Published 12:00 pm Monday, February 13, 2023

Steve Marks, the longtime executive director of the Oregon Liquor and Cannabis Commission, says he will resign effective Wednesday.

Marks on Monday morning submitted his one-paragraph resignation letter to Paul Rosenbaum, chairman of the liquor commission, and the other six members, saying his resignation is effective at 5 p.m. Wednesday.

“Because I believe that the Governor is entitled to have her own management team, I will honor that request,” he wrote.

Earlier this month, Gov. Tina Kotek sought Marks’ resignation. At the time, he said he would go, but offered no timeline. Marks receives a salary of $222,804 a year.

Last week, after news outlets revealed an internal investigation at the agency found top officials, including Marks, had diverted scarce Kentucky bourbon for their own use or for use as gifts, Marks continued to report to work and no one at the agency would say when he was leaving, even as Kotek’s office made clear the governor wanted him out.

Marks did not immediately respond to a message from The Oregonian on Monday. Neither did Rosenbaum.

The Oregon Department of Justice on Friday announced it would open a criminal investigation into the diversion of Kentucky bourbon by Oregon Liquor and Cannabis Commission officials for their own use. The practice was longstanding and common at the agency, which has been led by Marks, a Gov. John Kitzhaber appointee, for a decade. Kotek called the conduct of Marks and the other managers involved “wholly unacceptable.”
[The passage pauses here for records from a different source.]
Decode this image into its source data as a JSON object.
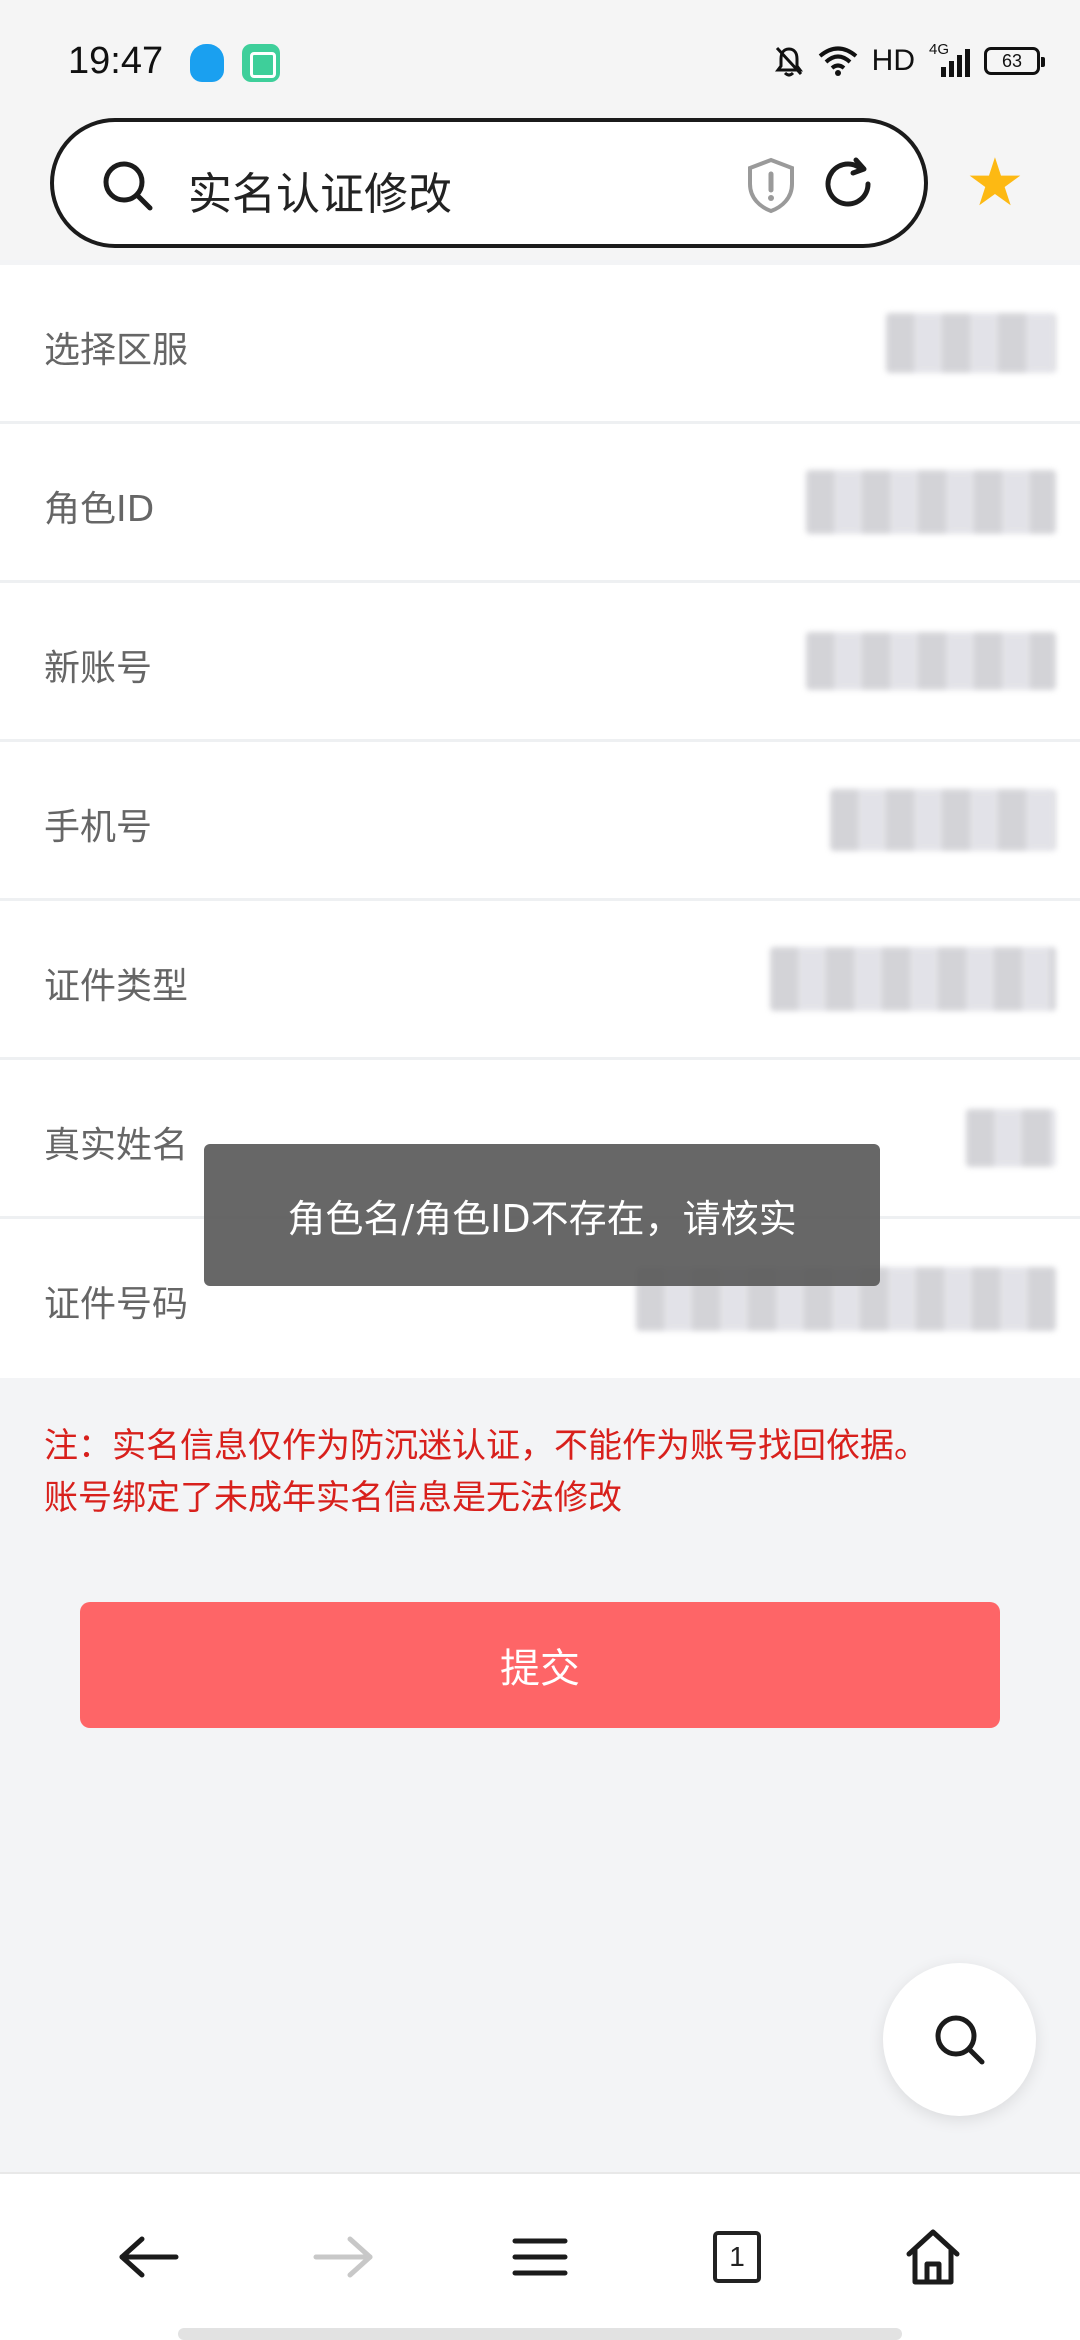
{
  "status_bar": {
    "time": "19:47",
    "network": "HD",
    "signal_label": "4G",
    "battery": "63"
  },
  "search": {
    "query": "实名认证修改"
  },
  "form": {
    "rows": [
      {
        "label": "选择区服"
      },
      {
        "label": "角色ID"
      },
      {
        "label": "新账号"
      },
      {
        "label": "手机号"
      },
      {
        "label": "证件类型"
      },
      {
        "label": "真实姓名"
      },
      {
        "label": "证件号码"
      }
    ]
  },
  "toast": {
    "message": "角色名/角色ID不存在，请核实"
  },
  "notice": {
    "line1": "注：实名信息仅作为防沉迷认证，不能作为账号找回依据。",
    "line2": "账号绑定了未成年实名信息是无法修改"
  },
  "submit": {
    "label": "提交"
  },
  "bottom_nav": {
    "tab_count": "1"
  },
  "colors": {
    "submit_bg": "#fe6567",
    "notice_text": "#d8201c",
    "star": "#fdb913"
  },
  "icons": [
    "qq-icon",
    "app-square-icon",
    "mute-bell-icon",
    "wifi-icon",
    "signal-icon",
    "battery-icon",
    "search-icon",
    "shield-alert-icon",
    "refresh-icon",
    "star-icon",
    "back-arrow-icon",
    "forward-arrow-icon",
    "menu-icon",
    "tabs-icon",
    "home-icon"
  ]
}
In the course of the investigation, which concluded in August, one liquor agency manager disclosed that he also fulfilled hundreds of requests for distilled spirits over the past four years, including those from unnamed lawmakers. The agency last week did not respond to questions about which Oregon lawmakers asked the commission officials to set aside the bottles.
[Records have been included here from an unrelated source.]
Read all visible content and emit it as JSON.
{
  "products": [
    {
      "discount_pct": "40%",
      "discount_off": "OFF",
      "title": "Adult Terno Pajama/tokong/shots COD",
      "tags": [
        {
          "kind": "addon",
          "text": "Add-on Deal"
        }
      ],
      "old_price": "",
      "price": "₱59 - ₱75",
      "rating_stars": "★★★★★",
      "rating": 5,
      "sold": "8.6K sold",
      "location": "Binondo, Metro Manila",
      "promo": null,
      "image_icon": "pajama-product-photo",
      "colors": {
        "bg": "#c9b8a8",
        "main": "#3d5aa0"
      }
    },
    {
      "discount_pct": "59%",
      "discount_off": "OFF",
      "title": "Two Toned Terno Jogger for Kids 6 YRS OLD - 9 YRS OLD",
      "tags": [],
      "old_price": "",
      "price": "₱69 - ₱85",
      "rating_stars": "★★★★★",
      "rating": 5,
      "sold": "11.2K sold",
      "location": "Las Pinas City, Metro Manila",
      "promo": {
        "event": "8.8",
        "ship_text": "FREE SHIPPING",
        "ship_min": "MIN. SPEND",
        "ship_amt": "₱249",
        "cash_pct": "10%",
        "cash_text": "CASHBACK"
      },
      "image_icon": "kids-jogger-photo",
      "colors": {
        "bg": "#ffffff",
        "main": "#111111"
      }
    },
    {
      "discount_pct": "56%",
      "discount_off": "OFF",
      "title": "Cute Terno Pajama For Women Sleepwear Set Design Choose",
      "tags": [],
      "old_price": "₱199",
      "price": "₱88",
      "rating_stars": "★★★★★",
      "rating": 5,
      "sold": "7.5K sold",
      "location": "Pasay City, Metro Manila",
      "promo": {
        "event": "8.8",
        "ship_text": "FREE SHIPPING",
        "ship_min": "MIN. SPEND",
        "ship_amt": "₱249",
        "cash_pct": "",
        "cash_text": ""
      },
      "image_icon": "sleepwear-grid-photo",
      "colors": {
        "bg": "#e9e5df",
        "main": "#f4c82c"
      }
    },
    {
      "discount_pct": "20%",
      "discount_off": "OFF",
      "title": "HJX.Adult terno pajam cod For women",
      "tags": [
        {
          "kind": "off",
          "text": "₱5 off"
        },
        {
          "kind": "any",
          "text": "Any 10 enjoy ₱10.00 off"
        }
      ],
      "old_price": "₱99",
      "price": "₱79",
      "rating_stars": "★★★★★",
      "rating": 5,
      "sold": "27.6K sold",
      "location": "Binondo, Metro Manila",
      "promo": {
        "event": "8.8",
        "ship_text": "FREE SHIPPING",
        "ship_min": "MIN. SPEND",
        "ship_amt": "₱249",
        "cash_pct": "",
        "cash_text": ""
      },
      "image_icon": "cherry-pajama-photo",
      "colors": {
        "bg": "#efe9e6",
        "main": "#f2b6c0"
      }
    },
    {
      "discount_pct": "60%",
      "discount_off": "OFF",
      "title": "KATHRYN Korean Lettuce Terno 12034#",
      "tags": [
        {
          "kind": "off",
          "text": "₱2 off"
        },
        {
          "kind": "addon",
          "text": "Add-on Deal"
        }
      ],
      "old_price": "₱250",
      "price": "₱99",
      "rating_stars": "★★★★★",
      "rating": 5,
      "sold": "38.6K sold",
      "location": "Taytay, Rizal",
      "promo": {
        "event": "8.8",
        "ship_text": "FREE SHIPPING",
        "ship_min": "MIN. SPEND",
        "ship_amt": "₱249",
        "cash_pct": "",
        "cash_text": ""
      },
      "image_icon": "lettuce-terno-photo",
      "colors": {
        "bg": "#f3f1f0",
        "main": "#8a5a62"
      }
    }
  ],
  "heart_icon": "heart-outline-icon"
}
The agency’s human resources investigation began June 3, more than a month after a departing employee reported that the liquor warehouse supervisor set aside bottles of bourbon “and has them sent to stores so higher ups” can pick them up.

In each case, the state employees purchased the liquor; each of them denied selling the liquor, which can go for thousands of dollars on the so-called secondary market, and said they kept them for their personal use or gave them as gifts. In interviews last year, each of the officials, including Marks, said they did not sell the liquor they obtained.
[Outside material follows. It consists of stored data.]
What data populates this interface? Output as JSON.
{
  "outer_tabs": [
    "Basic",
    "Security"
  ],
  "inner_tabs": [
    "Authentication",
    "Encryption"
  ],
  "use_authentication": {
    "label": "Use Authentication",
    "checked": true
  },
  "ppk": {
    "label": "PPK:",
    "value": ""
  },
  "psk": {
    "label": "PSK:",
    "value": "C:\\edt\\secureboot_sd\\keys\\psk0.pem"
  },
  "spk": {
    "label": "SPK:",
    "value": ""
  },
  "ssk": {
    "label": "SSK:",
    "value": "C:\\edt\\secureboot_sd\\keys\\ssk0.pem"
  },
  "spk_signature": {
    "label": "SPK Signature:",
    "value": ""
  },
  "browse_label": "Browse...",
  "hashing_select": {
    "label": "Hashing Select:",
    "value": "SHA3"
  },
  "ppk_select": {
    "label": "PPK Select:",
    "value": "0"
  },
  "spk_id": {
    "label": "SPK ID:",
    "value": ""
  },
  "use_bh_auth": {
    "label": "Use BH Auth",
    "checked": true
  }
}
The other employees implicated are: Will Higlin, deputy director; Bill Schuette, the budget manager; Chris Mayton, the director of the distilled spirits program; Boba Subasic, the chief information officer; and Kai Nakashima, director of the office of information services. They make from $114,816 to $163,932 a year. All were on the job as of Friday. A message to Mark Pettinger, spokesperson for the liquor commission, about their status as of Monday was not immediately returned.

It appears Kotek may be laying the groundwork to take action against those employees. On Monday morning, the Oregon Department of Administrative Services sent an email to human resources managers in state agencies, announcing a policy that says executive branch management staff serve at the pleasure of the governor. Until now, those employees answered to agency heads and commissions.

That new policy goes into effect immediately.